2 Apr 2010
Andras Zeke slipped another blog entry under my nose which I missed until now but it's a very interesting post which talks in part about Minoan floral terms.
In a tidy table towards the end of his post, there are listed various terms of "Pre-Greek" origin: ἀμυγδάλη, ἀσφόδελος, κάππαρις, κέδρος, σέλινον, ἐρέβινθος, κυπάρισσος, νάρκισσος, δίκταμνος, ἄγλις, δάφνη, λείριον, ἐλαία, ῥόδον, κρόκος, κνήκος, τερέβινθος, and ἄψινθος. The trouble with the term Pre-Greek however is that it doesn't really identify the origin of anything since there are many potential "Pre-Greek" influences to choose from (ie. Anatolian, Minoan, Semitic, Egyptian, etc.). When misused, the term can be as meaningless as the phrase "of American Indian origin" in some dictionaries without further explanation, as if to say that all American Indians are part of an unspecified monolith of unified culture and language. (I suppose they would seem to be by an ignorant person or racist.) Detail is important and I don't believe that all of these words are automatically of Minoan origin just because their etymologies are "uncertain".

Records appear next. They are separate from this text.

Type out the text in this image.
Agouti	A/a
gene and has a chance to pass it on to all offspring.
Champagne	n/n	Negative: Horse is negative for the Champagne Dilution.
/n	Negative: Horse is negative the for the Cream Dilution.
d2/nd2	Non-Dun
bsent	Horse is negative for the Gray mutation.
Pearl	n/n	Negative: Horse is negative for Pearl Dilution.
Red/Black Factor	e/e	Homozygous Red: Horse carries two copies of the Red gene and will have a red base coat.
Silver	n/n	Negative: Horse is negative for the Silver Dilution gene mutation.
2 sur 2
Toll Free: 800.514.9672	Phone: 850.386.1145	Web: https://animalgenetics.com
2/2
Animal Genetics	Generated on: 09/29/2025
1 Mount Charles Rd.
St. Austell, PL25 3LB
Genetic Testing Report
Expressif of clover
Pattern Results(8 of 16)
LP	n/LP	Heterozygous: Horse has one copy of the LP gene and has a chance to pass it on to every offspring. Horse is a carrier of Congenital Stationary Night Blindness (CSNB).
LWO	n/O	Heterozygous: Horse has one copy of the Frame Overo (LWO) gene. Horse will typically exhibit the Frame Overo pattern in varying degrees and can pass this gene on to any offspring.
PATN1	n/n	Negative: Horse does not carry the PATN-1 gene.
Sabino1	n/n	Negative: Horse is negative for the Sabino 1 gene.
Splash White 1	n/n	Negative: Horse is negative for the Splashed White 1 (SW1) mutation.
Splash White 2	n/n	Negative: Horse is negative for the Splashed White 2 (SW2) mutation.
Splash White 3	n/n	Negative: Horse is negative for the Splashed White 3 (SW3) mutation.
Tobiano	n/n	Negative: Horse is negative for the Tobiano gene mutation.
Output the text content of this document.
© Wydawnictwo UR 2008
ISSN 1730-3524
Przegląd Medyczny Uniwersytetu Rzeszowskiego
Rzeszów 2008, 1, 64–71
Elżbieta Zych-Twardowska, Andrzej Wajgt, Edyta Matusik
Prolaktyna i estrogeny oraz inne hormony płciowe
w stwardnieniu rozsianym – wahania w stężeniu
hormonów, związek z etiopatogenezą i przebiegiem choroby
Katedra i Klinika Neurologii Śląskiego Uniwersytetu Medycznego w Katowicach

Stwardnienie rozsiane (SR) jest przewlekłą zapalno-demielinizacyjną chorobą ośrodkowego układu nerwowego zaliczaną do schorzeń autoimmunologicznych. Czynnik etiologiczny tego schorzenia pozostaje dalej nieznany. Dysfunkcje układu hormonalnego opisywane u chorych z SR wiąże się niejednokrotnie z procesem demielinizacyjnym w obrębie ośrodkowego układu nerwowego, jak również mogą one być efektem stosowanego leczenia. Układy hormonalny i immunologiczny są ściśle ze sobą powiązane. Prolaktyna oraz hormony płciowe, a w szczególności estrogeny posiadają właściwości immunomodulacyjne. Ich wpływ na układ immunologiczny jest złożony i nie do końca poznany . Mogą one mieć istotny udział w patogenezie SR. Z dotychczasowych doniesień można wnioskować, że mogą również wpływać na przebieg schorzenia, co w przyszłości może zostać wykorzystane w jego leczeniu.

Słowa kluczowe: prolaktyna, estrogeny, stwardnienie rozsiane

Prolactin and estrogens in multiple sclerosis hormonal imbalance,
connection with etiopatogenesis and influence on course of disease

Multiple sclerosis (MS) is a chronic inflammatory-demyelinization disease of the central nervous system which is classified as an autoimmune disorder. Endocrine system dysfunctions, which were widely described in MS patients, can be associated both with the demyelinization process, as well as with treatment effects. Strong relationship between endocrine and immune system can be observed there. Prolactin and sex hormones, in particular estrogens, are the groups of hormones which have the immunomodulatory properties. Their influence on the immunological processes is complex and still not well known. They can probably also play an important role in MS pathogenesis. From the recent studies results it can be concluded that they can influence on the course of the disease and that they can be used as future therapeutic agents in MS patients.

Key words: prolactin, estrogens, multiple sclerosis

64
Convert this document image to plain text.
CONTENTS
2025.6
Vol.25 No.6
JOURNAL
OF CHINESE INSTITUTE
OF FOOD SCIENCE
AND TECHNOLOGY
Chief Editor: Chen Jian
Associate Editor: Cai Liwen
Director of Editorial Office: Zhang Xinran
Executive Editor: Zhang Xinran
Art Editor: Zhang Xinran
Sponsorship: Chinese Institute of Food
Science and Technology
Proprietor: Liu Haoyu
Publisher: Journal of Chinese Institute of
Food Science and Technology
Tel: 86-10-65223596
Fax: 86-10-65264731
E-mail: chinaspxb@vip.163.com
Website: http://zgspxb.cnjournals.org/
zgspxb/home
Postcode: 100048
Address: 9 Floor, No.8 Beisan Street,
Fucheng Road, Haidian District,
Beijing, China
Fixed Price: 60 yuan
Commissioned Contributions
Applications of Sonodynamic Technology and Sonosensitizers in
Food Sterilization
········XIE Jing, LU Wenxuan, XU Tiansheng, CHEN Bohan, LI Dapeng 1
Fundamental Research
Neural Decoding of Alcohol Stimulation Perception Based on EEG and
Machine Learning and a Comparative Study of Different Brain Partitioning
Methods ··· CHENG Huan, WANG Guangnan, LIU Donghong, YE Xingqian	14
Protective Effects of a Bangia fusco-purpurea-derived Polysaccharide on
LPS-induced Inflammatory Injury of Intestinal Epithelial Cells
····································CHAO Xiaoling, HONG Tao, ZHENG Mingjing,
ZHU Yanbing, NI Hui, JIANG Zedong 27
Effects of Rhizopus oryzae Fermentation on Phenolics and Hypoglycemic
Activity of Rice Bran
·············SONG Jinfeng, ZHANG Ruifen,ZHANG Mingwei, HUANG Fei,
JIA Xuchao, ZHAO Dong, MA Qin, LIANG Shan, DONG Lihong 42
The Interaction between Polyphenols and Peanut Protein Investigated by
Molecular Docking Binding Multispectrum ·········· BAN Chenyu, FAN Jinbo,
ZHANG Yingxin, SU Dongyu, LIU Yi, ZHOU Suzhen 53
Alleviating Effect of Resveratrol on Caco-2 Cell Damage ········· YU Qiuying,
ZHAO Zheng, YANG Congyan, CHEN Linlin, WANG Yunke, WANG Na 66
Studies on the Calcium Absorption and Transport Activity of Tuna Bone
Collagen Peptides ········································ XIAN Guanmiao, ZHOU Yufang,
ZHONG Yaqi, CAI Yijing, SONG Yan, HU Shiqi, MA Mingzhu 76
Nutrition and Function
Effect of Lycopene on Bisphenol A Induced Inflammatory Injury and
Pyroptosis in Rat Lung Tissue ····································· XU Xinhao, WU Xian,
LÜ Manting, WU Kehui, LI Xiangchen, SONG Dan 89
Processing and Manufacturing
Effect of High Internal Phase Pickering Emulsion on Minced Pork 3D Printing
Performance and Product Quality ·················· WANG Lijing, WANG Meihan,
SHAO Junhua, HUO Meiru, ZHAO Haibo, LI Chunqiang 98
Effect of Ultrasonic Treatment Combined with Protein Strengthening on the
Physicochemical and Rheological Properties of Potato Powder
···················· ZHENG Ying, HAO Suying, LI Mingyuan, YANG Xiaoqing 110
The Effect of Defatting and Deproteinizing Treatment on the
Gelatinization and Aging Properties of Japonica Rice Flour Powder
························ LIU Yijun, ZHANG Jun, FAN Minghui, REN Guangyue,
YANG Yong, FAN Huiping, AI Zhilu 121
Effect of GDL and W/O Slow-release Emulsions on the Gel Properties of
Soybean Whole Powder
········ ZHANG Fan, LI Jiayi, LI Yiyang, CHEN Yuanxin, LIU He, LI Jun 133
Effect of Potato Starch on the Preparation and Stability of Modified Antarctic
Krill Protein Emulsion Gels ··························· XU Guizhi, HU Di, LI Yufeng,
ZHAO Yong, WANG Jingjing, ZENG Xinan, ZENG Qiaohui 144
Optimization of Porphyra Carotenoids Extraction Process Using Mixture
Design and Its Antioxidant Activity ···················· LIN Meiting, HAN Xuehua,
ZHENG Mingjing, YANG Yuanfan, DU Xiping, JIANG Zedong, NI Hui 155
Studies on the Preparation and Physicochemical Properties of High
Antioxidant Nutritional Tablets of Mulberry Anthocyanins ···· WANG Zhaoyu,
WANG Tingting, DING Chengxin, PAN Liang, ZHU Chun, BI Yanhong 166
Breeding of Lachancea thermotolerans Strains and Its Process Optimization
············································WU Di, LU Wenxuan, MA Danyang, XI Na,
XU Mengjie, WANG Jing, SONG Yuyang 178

In the list, I can see some terms can't be Minoan, in my view. This is because of what I've encountered as valid sound sequences and syllable shapes in more certain Minoan etyma and because of comparison with Etruscan, Rhaetic and Lemnian. Both ἀσφόδελος and ἄψινθος seem out of place because, if they were Minoan, we'd presume an onset like *aps- or *asp- to explain it, something perfectly expected in Indo-European but something that I'm suspicious of in Minoan because of the closed syllable ending in a sibilant or stop. (The question should be asked about what syllabic constraints this language had.) Zeke already compares the former word of this pair to Middle Persian aspand, another Indo-European language, and this fits my expectation. On the latter word, a related adjective ἀσφοδελός has already been offered an interesting analysis as "that in the meadow not reduced to ashes" connected to its Homeric descriptions of the underworld, based on ἀ- [negational prefix], σποδός 'ashes' and ἕλος 'meadow'. Again, I find an Indo-European origin more likely in this case.
The rest of this long list deserves further exploration, but this will have to wait till later when I have time.
 Peradotto, Classical Mythology: An Annotated Bibliographical Survey (1973), p.10 (see link).